The Spyglass Network (SGN)

The Spyglass Network (SGN)

Thursday, January 19, 2012

Too Long in the Planetarium

There is a condition that I have run into - it needs a name. It has no name however, but it goes like this .. I created my own stars in my planetarium. Several times in fact. A self contained celestial sphere, I've pointed it this way and that, I've lensed Orion, I've lassoed the Milky Way. I've immersed myself in different ways to project it, to accompany it with legends and music and backgrounds .. I've built skies of varying shapes and sizes. After one long day finishing up my latest planetarium one autumn night not too long ago, as I walked into the house, I glanced up. UP .. UP OUTSIDE .. what a concept What are those things up beyond my yard light I mused .. why, they are stars. The real stars. Had I forgotten them?

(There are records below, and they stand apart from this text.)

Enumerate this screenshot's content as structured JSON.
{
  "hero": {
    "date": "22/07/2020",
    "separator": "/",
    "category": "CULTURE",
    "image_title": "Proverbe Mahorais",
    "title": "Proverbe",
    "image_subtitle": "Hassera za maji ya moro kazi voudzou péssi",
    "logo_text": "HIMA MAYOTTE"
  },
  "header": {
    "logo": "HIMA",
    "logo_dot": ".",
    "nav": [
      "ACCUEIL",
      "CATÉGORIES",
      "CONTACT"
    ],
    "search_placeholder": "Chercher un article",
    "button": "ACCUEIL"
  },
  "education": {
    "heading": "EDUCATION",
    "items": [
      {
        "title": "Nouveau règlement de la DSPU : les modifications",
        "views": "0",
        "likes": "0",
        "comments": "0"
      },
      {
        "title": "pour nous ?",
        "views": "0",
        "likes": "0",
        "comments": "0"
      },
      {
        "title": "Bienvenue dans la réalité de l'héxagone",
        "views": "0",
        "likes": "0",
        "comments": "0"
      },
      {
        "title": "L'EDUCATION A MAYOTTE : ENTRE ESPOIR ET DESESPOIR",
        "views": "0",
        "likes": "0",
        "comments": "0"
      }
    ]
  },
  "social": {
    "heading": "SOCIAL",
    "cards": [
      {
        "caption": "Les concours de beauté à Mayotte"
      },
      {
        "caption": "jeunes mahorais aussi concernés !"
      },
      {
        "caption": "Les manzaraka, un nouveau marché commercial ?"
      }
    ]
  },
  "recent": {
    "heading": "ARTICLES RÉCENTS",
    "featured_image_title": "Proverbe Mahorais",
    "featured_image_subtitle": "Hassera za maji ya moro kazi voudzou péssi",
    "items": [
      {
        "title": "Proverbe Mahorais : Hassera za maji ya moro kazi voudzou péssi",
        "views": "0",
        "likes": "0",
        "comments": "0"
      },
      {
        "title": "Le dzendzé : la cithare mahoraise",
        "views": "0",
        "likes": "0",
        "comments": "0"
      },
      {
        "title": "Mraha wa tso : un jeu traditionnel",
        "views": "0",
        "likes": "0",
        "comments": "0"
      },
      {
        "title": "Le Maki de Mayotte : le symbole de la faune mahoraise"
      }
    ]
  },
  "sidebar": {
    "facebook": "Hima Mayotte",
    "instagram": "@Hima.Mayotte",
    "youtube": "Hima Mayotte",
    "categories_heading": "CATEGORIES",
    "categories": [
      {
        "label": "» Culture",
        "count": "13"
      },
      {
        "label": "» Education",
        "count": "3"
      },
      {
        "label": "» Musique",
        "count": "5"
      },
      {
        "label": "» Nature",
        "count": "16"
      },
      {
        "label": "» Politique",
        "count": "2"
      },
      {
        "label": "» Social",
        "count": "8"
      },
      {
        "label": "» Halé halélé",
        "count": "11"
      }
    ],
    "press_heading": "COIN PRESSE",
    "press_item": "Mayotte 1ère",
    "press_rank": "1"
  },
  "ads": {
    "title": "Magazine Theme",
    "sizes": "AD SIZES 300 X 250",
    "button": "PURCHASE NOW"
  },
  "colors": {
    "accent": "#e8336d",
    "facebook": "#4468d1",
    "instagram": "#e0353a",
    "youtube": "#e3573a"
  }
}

To be honest, I had forgotten them. Given up on them. Used light pollution as an excuse, or cold, or old age. I had stopped long ago looking up. I had hit a wall in amateur astronomy (more on that later) and retreated inside, where everything was more under control. It hadnt always been this way. Once I avidly read astronomy magazines, networked with people and their telescopes. I never got anything big, always had a spyglass as I called it, but I knew how big the real heavens were. On that night last fall, I remember thinking just for a second - that Big Dippers all wrong - its too big . Then I caught myself. Like the guy in the movie Armageddon I had to remind myself - if you'll pardon the expression - its a bigass sky.Way bigger than I was giving it credit for. In other words, the universe had begun to revolve around ME. And that was wrong. Was I playing God in my own little theater? I hope not, I was hoping to teach and inspire. But I was forgetting my roots. I was forgetting the reason I was projecting stars in the first place. One might put it this way .. its the stars, stoopid. The real ones. So I found a weird little short focus refractor, the way I like to find things. Cheap! And I put in that old 16mm Konig eyepiece from University Optics, and I went out and saw that it was good. It was still good. So Ive been missing half the equation seemingly. A friend had even sent me a slide rule - maybe he was telling me something .. I needed to recalculate my trajectory a bit . Why not?